Unexpected, however, was Apple announcing APIs to allow for creating third-party complications. They gave me the gift I’ve been asking for. I’m super excited about this, and will be spending the rest of the plane dabbling with some ideas I’m kicking around in my head.


iOS got quite a bit of love — particularly iPad. I’m excited about some of the changes coming to the iPad, though not as excited as some are.

Despite multitasking being quite neutered on older devices, I quickly installed iOS 9 Beta 1 on my beloved but nearly two year old “RetinaPad Mini”. I’ve been playing around with Slide Over and Picture in Picture, and both are excellent. Clearly a lot of work has gone into this beta, and it has more polish than we tend to expect from Beta 1.

A great example is PIP. I made a low-fidelity GIF to demonstrate:

Picture in Picture

Note that the video will dance up and down in order to prevent the dock from being occluded. Nice touch.

Additionally, iPad now has far more robust support for keyboard shortcuts when using an external keyboard. Though I often travel with my laptop, on occasions when I don’t have my laptop with me, I usually take my iPad with an Apple Bluetooth Keyboard. Having shortcuts like ⌘-Tab will be hugely useful.
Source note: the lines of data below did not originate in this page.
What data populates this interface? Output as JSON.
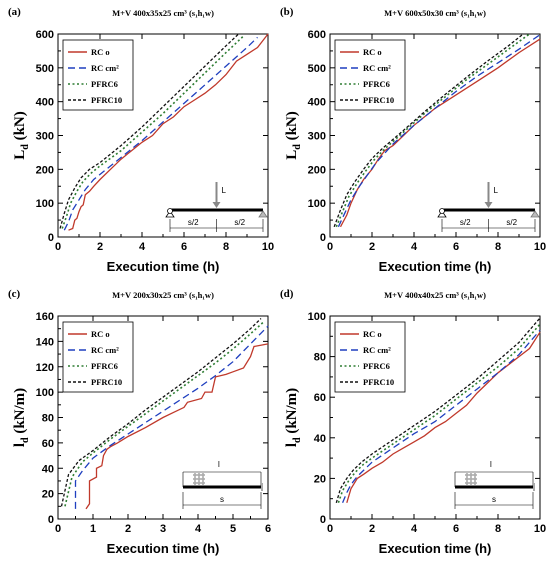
{
  "chart_data": [
    {
      "id": "a",
      "type": "line",
      "panel_label": "(a)",
      "title": "M+V 400x35x25 cm³ (s₁h₁w)",
      "xlabel": "Execution time (h)",
      "ylabel_main": "L",
      "ylabel_sub": "d",
      "ylabel_unit": " (kN)",
      "xlim": [
        0,
        10
      ],
      "ylim": [
        0,
        600
      ],
      "xticks": [
        0,
        2,
        4,
        6,
        8,
        10
      ],
      "yticks": [
        0,
        100,
        200,
        300,
        400,
        500,
        600
      ],
      "legend_position": "top-left",
      "schematic": {
        "load": "L",
        "left_span": "s/2",
        "right_span": "s/2"
      },
      "series": [
        {
          "name": "RC o",
          "color": "#c0392b",
          "dash": "solid",
          "x": [
            0.5,
            0.7,
            0.8,
            0.9,
            1.0,
            1.1,
            1.2,
            1.3,
            1.5,
            1.7,
            2.0,
            2.5,
            3.0,
            3.5,
            4.0,
            4.5,
            5.0,
            5.5,
            6.0,
            6.5,
            7.0,
            7.5,
            8.0,
            8.5,
            9.0,
            9.5,
            10.0
          ],
          "y": [
            20,
            25,
            50,
            55,
            75,
            90,
            95,
            125,
            135,
            150,
            170,
            200,
            230,
            255,
            280,
            300,
            335,
            355,
            385,
            405,
            425,
            450,
            480,
            520,
            540,
            560,
            600
          ]
        },
        {
          "name": "RC cm²",
          "color": "#1f3fbf",
          "dash": "dash",
          "x": [
            0.3,
            0.5,
            0.7,
            1.0,
            1.3,
            1.7,
            2.2,
            3.0,
            4.0,
            5.0,
            6.0,
            7.0,
            8.0,
            9.0,
            9.5
          ],
          "y": [
            20,
            45,
            80,
            110,
            140,
            170,
            195,
            235,
            285,
            340,
            395,
            450,
            505,
            560,
            590
          ]
        },
        {
          "name": "PFRC6",
          "color": "#2e7d32",
          "dash": "dot",
          "x": [
            0.2,
            0.4,
            0.6,
            0.9,
            1.2,
            1.6,
            2.0,
            3.0,
            4.0,
            5.0,
            6.0,
            7.0,
            8.0,
            8.8
          ],
          "y": [
            25,
            60,
            100,
            135,
            165,
            190,
            210,
            255,
            310,
            365,
            425,
            485,
            545,
            592
          ]
        },
        {
          "name": "PFRC10",
          "color": "#111111",
          "dash": "dash-fine",
          "x": [
            0.1,
            0.3,
            0.5,
            0.8,
            1.1,
            1.5,
            2.0,
            3.0,
            4.0,
            5.0,
            6.0,
            7.0,
            8.0,
            8.6
          ],
          "y": [
            25,
            70,
            110,
            145,
            175,
            200,
            220,
            270,
            325,
            385,
            445,
            505,
            565,
            600
          ]
        }
      ]
    },
    {
      "id": "b",
      "type": "line",
      "panel_label": "(b)",
      "title": "M+V 600x50x30 cm³ (s₁h₁w)",
      "xlabel": "Execution time (h)",
      "ylabel_main": "L",
      "ylabel_sub": "d",
      "ylabel_unit": " (kN)",
      "xlim": [
        0,
        10
      ],
      "ylim": [
        0,
        600
      ],
      "xticks": [
        0,
        2,
        4,
        6,
        8,
        10
      ],
      "yticks": [
        0,
        100,
        200,
        300,
        400,
        500,
        600
      ],
      "legend_position": "top-left",
      "schematic": {
        "load": "L",
        "left_span": "s/2",
        "right_span": "s/2"
      },
      "series": [
        {
          "name": "RC o",
          "color": "#c0392b",
          "dash": "solid",
          "x": [
            0.5,
            0.8,
            1.0,
            1.3,
            1.6,
            2.0,
            2.3,
            2.6,
            3.0,
            3.5,
            4.0,
            5.0,
            6.0,
            7.0,
            8.0,
            9.0,
            10.0
          ],
          "y": [
            30,
            65,
            100,
            140,
            170,
            200,
            230,
            255,
            270,
            300,
            330,
            380,
            420,
            460,
            500,
            545,
            585
          ]
        },
        {
          "name": "RC cm²",
          "color": "#1f3fbf",
          "dash": "dash",
          "x": [
            0.4,
            0.7,
            1.0,
            1.4,
            1.8,
            2.2,
            3.0,
            4.0,
            5.0,
            6.0,
            7.0,
            8.0,
            9.0,
            10.0
          ],
          "y": [
            30,
            70,
            110,
            150,
            185,
            220,
            275,
            330,
            380,
            430,
            475,
            515,
            555,
            598
          ]
        },
        {
          "name": "PFRC6",
          "color": "#2e7d32",
          "dash": "dot",
          "x": [
            0.3,
            0.6,
            0.9,
            1.3,
            1.7,
            2.1,
            2.6,
            3.5,
            4.5,
            5.5,
            6.5,
            7.5,
            8.5,
            9.5
          ],
          "y": [
            30,
            75,
            120,
            160,
            195,
            228,
            260,
            310,
            365,
            415,
            465,
            510,
            555,
            600
          ]
        },
        {
          "name": "PFRC10",
          "color": "#111111",
          "dash": "dash-fine",
          "x": [
            0.2,
            0.5,
            0.8,
            1.2,
            1.6,
            2.0,
            2.5,
            3.5,
            4.5,
            5.5,
            6.5,
            7.5,
            8.5,
            9.2
          ],
          "y": [
            30,
            80,
            125,
            165,
            200,
            232,
            262,
            315,
            370,
            422,
            472,
            520,
            565,
            600
          ]
        }
      ]
    },
    {
      "id": "c",
      "type": "line",
      "panel_label": "(c)",
      "title": "M+V 200x30x25 cm³ (s₁h₁w)",
      "xlabel": "Execution time (h)",
      "ylabel_main": "l",
      "ylabel_sub": "d",
      "ylabel_unit": " (kN/m)",
      "xlim": [
        0,
        6
      ],
      "ylim": [
        0,
        160
      ],
      "xticks": [
        0,
        1,
        2,
        3,
        4,
        5,
        6
      ],
      "yticks": [
        0,
        20,
        40,
        60,
        80,
        100,
        120,
        140,
        160
      ],
      "legend_position": "top-left",
      "schematic": {
        "load": "l",
        "span": "s"
      },
      "series": [
        {
          "name": "RC o",
          "color": "#c0392b",
          "dash": "solid",
          "x": [
            0.8,
            0.9,
            0.9,
            1.1,
            1.1,
            1.25,
            1.3,
            1.4,
            1.5,
            1.7,
            2.0,
            2.5,
            3.0,
            3.3,
            3.6,
            3.7,
            4.1,
            4.2,
            4.4,
            4.5,
            4.8,
            5.0,
            5.3,
            5.5,
            5.6,
            6.0
          ],
          "y": [
            8,
            12,
            30,
            33,
            40,
            42,
            50,
            55,
            57,
            60,
            65,
            72,
            80,
            84,
            88,
            92,
            95,
            100,
            100,
            112,
            114,
            116,
            119,
            128,
            136,
            138
          ]
        },
        {
          "name": "RC cm²",
          "color": "#1f3fbf",
          "dash": "dash",
          "x": [
            0.5,
            0.5,
            0.7,
            1.0,
            1.5,
            2.0,
            2.5,
            3.0,
            3.5,
            4.0,
            4.5,
            5.0,
            5.5,
            6.0
          ],
          "y": [
            8,
            30,
            38,
            48,
            58,
            67,
            76,
            85,
            94,
            103,
            113,
            124,
            138,
            152
          ]
        },
        {
          "name": "PFRC6",
          "color": "#2e7d32",
          "dash": "dot",
          "x": [
            0.2,
            0.4,
            0.7,
            1.0,
            1.5,
            2.0,
            2.5,
            3.0,
            3.5,
            4.0,
            4.5,
            5.0,
            5.5,
            5.9
          ],
          "y": [
            10,
            33,
            45,
            52,
            63,
            73,
            83,
            93,
            103,
            113,
            123,
            134,
            146,
            156
          ]
        },
        {
          "name": "PFRC10",
          "color": "#111111",
          "dash": "dash-fine",
          "x": [
            0.1,
            0.3,
            0.6,
            1.0,
            1.5,
            2.0,
            2.5,
            3.0,
            3.5,
            4.0,
            4.5,
            5.0,
            5.5,
            5.8
          ],
          "y": [
            10,
            35,
            46,
            54,
            65,
            75,
            86,
            96,
            106,
            116,
            127,
            138,
            150,
            158
          ]
        }
      ]
    },
    {
      "id": "d",
      "type": "line",
      "panel_label": "(d)",
      "title": "M+V 400x40x25 cm³ (s₁h₁w)",
      "xlabel": "Execution time (h)",
      "ylabel_main": "l",
      "ylabel_sub": "d",
      "ylabel_unit": " (kN/m)",
      "xlim": [
        0,
        10
      ],
      "ylim": [
        0,
        100
      ],
      "xticks": [
        0,
        2,
        4,
        6,
        8,
        10
      ],
      "yticks": [
        0,
        20,
        40,
        60,
        80,
        100
      ],
      "legend_position": "top-left",
      "schematic": {
        "load": "l",
        "span": "s"
      },
      "series": [
        {
          "name": "RC o",
          "color": "#c0392b",
          "dash": "solid",
          "x": [
            0.8,
            1.0,
            1.3,
            1.6,
            2.0,
            2.5,
            3.0,
            3.5,
            4.0,
            4.5,
            5.0,
            5.5,
            6.0,
            6.5,
            7.0,
            7.5,
            8.0,
            8.5,
            9.0,
            9.5,
            10.0
          ],
          "y": [
            8,
            15,
            20,
            22,
            25,
            28,
            32,
            35,
            38,
            41,
            45,
            48,
            52,
            56,
            62,
            67,
            72,
            76,
            80,
            84,
            92
          ]
        },
        {
          "name": "RC cm²",
          "color": "#1f3fbf",
          "dash": "dash",
          "x": [
            0.6,
            0.8,
            1.0,
            1.3,
            1.7,
            2.0,
            3.0,
            4.0,
            5.0,
            6.0,
            7.0,
            8.0,
            9.0,
            10.0
          ],
          "y": [
            8,
            13,
            17,
            21,
            25,
            28,
            35,
            42,
            48,
            56,
            64,
            72,
            81,
            93
          ]
        },
        {
          "name": "PFRC6",
          "color": "#2e7d32",
          "dash": "dot",
          "x": [
            0.4,
            0.6,
            0.9,
            1.2,
            1.6,
            2.0,
            3.0,
            4.0,
            5.0,
            6.0,
            7.0,
            8.0,
            9.0,
            10.0
          ],
          "y": [
            8,
            14,
            19,
            23,
            27,
            30,
            37,
            44,
            51,
            59,
            67,
            75,
            84,
            96
          ]
        },
        {
          "name": "PFRC10",
          "color": "#111111",
          "dash": "dash-fine",
          "x": [
            0.3,
            0.5,
            0.8,
            1.1,
            1.5,
            2.0,
            3.0,
            4.0,
            5.0,
            6.0,
            7.0,
            8.0,
            9.0,
            10.0
          ],
          "y": [
            8,
            15,
            20,
            24,
            28,
            32,
            39,
            46,
            53,
            61,
            69,
            78,
            87,
            99
          ]
        }
      ]
    }
  ]
}
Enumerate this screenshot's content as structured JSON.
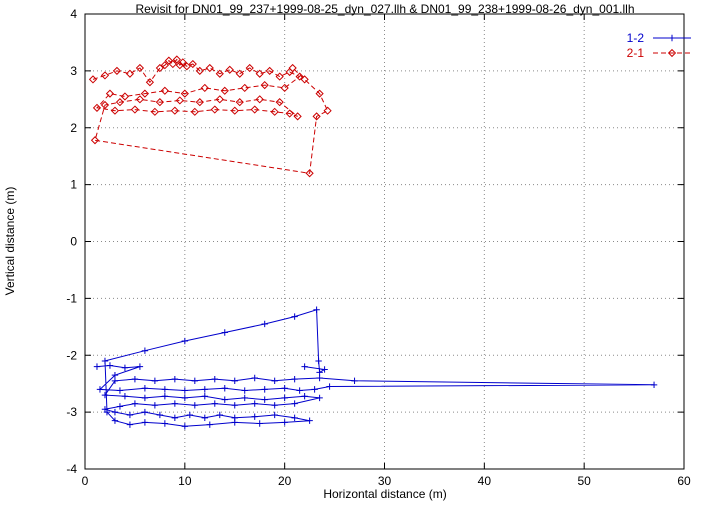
{
  "chart_data": {
    "type": "scatter",
    "title": "Revisit for DN01_99_237+1999-08-25_dyn_027.llh & DN01_99_238+1999-08-26_dyn_001.llh",
    "xlabel": "Horizontal distance (m)",
    "ylabel": "Vertical distance (m)",
    "xlim": [
      0,
      60
    ],
    "ylim": [
      -4,
      4
    ],
    "x_ticks": [
      0,
      10,
      20,
      30,
      40,
      50,
      60
    ],
    "y_ticks": [
      -4,
      -3,
      -2,
      -1,
      0,
      1,
      2,
      3,
      4
    ],
    "grid": "dotted",
    "grid_color": "#8a8a8a",
    "legend_position": "top-right",
    "series": [
      {
        "name": "1-2",
        "color": "#0000cc",
        "marker": "plus",
        "line": "solid",
        "points": [
          [
            1.2,
            -2.2
          ],
          [
            2.5,
            -2.18
          ],
          [
            4,
            -2.22
          ],
          [
            5.5,
            -2.2
          ],
          [
            3,
            -2.35
          ],
          [
            1.5,
            -2.6
          ],
          [
            3.5,
            -2.62
          ],
          [
            6,
            -2.58
          ],
          [
            8,
            -2.6
          ],
          [
            10,
            -2.62
          ],
          [
            12,
            -2.6
          ],
          [
            14,
            -2.58
          ],
          [
            16,
            -2.62
          ],
          [
            18,
            -2.6
          ],
          [
            20,
            -2.58
          ],
          [
            21.5,
            -2.62
          ],
          [
            23,
            -2.6
          ],
          [
            24.5,
            -2.55
          ],
          [
            57,
            -2.52
          ],
          [
            27,
            -2.45
          ],
          [
            23.5,
            -2.4
          ],
          [
            21,
            -2.42
          ],
          [
            19,
            -2.45
          ],
          [
            17,
            -2.4
          ],
          [
            15,
            -2.45
          ],
          [
            13,
            -2.42
          ],
          [
            11,
            -2.45
          ],
          [
            9,
            -2.42
          ],
          [
            7,
            -2.45
          ],
          [
            5,
            -2.42
          ],
          [
            3,
            -2.45
          ],
          [
            2,
            -2.7
          ],
          [
            4,
            -2.72
          ],
          [
            6,
            -2.75
          ],
          [
            8,
            -2.72
          ],
          [
            10,
            -2.75
          ],
          [
            12,
            -2.72
          ],
          [
            14,
            -2.78
          ],
          [
            16,
            -2.75
          ],
          [
            18,
            -2.78
          ],
          [
            20,
            -2.75
          ],
          [
            22,
            -2.72
          ],
          [
            23.5,
            -2.75
          ],
          [
            21,
            -2.85
          ],
          [
            19,
            -2.88
          ],
          [
            17,
            -2.85
          ],
          [
            15,
            -2.88
          ],
          [
            13,
            -2.85
          ],
          [
            11,
            -2.88
          ],
          [
            9,
            -2.85
          ],
          [
            7,
            -2.88
          ],
          [
            5,
            -2.85
          ],
          [
            3.5,
            -2.9
          ],
          [
            2,
            -2.95
          ],
          [
            3,
            -3.0
          ],
          [
            4.5,
            -3.05
          ],
          [
            6,
            -3.0
          ],
          [
            7.5,
            -3.05
          ],
          [
            9,
            -3.1
          ],
          [
            10.5,
            -3.05
          ],
          [
            12,
            -3.1
          ],
          [
            13.5,
            -3.05
          ],
          [
            15,
            -3.1
          ],
          [
            17,
            -3.08
          ],
          [
            19,
            -3.05
          ],
          [
            21,
            -3.1
          ],
          [
            22.5,
            -3.15
          ],
          [
            20,
            -3.18
          ],
          [
            17.5,
            -3.2
          ],
          [
            15,
            -3.18
          ],
          [
            12.5,
            -3.22
          ],
          [
            10,
            -3.25
          ],
          [
            8,
            -3.2
          ],
          [
            6,
            -3.18
          ],
          [
            4.5,
            -3.22
          ],
          [
            3,
            -3.15
          ],
          [
            2.2,
            -3.0
          ],
          [
            2,
            -2.1
          ],
          [
            6,
            -1.92
          ],
          [
            10,
            -1.75
          ],
          [
            14,
            -1.6
          ],
          [
            18,
            -1.45
          ],
          [
            21,
            -1.32
          ],
          [
            23.2,
            -1.2
          ],
          [
            23.4,
            -2.1
          ],
          [
            23.5,
            -2.3
          ],
          [
            24,
            -2.25
          ],
          [
            22,
            -2.2
          ]
        ]
      },
      {
        "name": "2-1",
        "color": "#cc0000",
        "marker": "diamond",
        "line": "dashed",
        "points": [
          [
            0.8,
            2.85
          ],
          [
            2,
            2.92
          ],
          [
            3.2,
            3.0
          ],
          [
            4.5,
            2.95
          ],
          [
            5.5,
            3.05
          ],
          [
            6.5,
            2.8
          ],
          [
            7.5,
            3.05
          ],
          [
            8,
            3.1
          ],
          [
            8.4,
            3.18
          ],
          [
            8.8,
            3.12
          ],
          [
            9.2,
            3.2
          ],
          [
            9.5,
            3.1
          ],
          [
            9.8,
            3.15
          ],
          [
            10.2,
            3.08
          ],
          [
            10.8,
            3.12
          ],
          [
            11.5,
            3.0
          ],
          [
            12.5,
            3.05
          ],
          [
            13.5,
            2.95
          ],
          [
            14.5,
            3.02
          ],
          [
            15.5,
            2.95
          ],
          [
            16.5,
            3.05
          ],
          [
            17.5,
            2.95
          ],
          [
            18.5,
            3.0
          ],
          [
            19.5,
            2.9
          ],
          [
            20.5,
            2.98
          ],
          [
            21.5,
            2.9
          ],
          [
            20,
            2.7
          ],
          [
            18,
            2.75
          ],
          [
            16,
            2.7
          ],
          [
            14,
            2.65
          ],
          [
            12,
            2.7
          ],
          [
            10,
            2.6
          ],
          [
            8,
            2.65
          ],
          [
            6,
            2.6
          ],
          [
            4,
            2.55
          ],
          [
            2.5,
            2.6
          ],
          [
            1.2,
            2.35
          ],
          [
            3,
            2.3
          ],
          [
            5,
            2.32
          ],
          [
            7,
            2.28
          ],
          [
            9,
            2.3
          ],
          [
            11,
            2.28
          ],
          [
            13,
            2.32
          ],
          [
            15,
            2.3
          ],
          [
            17,
            2.32
          ],
          [
            19,
            2.28
          ],
          [
            20.5,
            2.25
          ],
          [
            21.3,
            2.2
          ],
          [
            19.5,
            2.45
          ],
          [
            17.5,
            2.5
          ],
          [
            15.5,
            2.45
          ],
          [
            13.5,
            2.5
          ],
          [
            11.5,
            2.45
          ],
          [
            9.5,
            2.48
          ],
          [
            7.5,
            2.45
          ],
          [
            5.5,
            2.5
          ],
          [
            3.5,
            2.45
          ],
          [
            2,
            2.4
          ],
          [
            1,
            1.78
          ],
          [
            22.5,
            1.2
          ],
          [
            23.2,
            2.2
          ],
          [
            24.3,
            2.3
          ],
          [
            23.5,
            2.6
          ],
          [
            22,
            2.85
          ],
          [
            20.8,
            3.05
          ]
        ]
      }
    ]
  }
}
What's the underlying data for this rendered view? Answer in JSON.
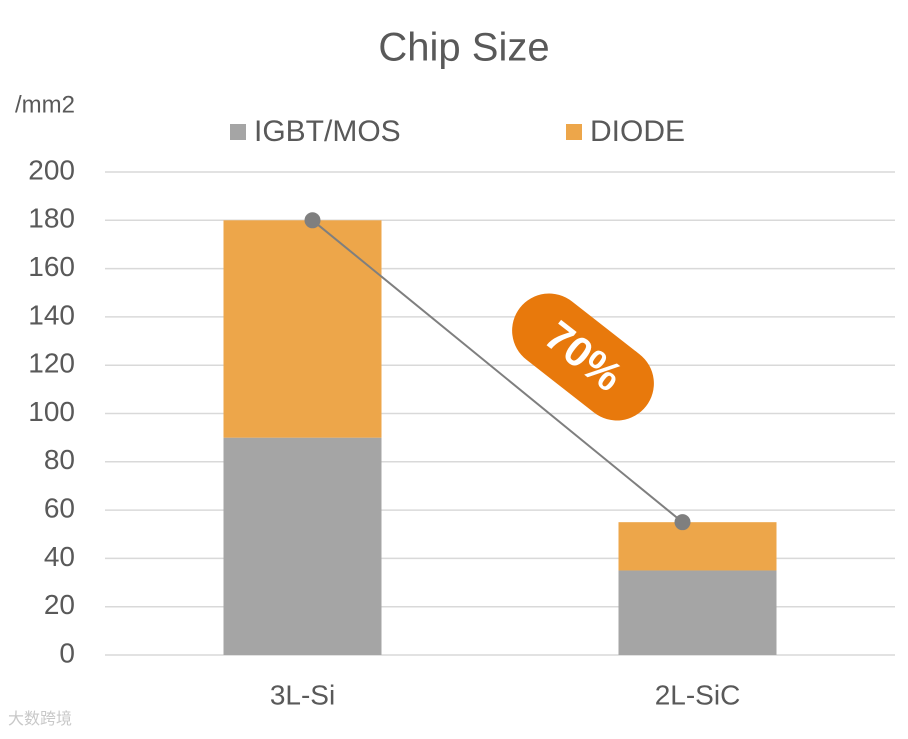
{
  "chart_data": {
    "type": "stacked_bar",
    "title": "Chip Size",
    "y_axis_label": "/mm2",
    "categories": [
      "3L-Si",
      "2L-SiC"
    ],
    "series": [
      {
        "name": "IGBT/MOS",
        "color": "#a5a5a5",
        "values": [
          90,
          35
        ]
      },
      {
        "name": "DIODE",
        "color": "#eda64a",
        "values": [
          90,
          20
        ]
      }
    ],
    "trend": {
      "values": [
        180,
        55
      ],
      "color": "#7f7f7f"
    },
    "annotation": "70%",
    "ylim": [
      0,
      200
    ],
    "yticks": [
      0,
      20,
      40,
      60,
      80,
      100,
      120,
      140,
      160,
      180,
      200
    ],
    "grid": true,
    "legend": "top",
    "watermark": "大数跨境"
  }
}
The Mac also got some welcome improvements. The forthcoming El Capitan includes a lot of nice touches, such as also supporting Split View, like the iPad. Much in the same vein as the dancing PIP player, El Cap gets touches such as cursor improvements. When you shake your mouse in order to find where your cursor is, it pulls a page from Bruce Banner’s playbook and gets quite a lot bigger. Another nice touch.

The new Notes app also looks really impressive, and I’m anxious to try it out, since I’m in many ways falling out of love with Evernote.

Otherwise, El Cap focuses largely on stability and performance improvements, which is welcome.

Apple Music

Despite a terrible taste left in my mouth from the exceptionally awkward end of the keynote, I’m anxious to look more into Apple Music. As a devout Spotify user, I’m not sure if I will find much appealing about Apple Music. However, I do trust Apple in this department, and I’ve heard regularly how great Beats Music is. I’m anxious to give it a shot.

In a lot of ways, this year’s WWDC was the yang to 2014’s yin. Last year brought a grab-bag of new, exciting, and overdue changes. This year, Apple did what they do best: listen, learn, iterate, improve.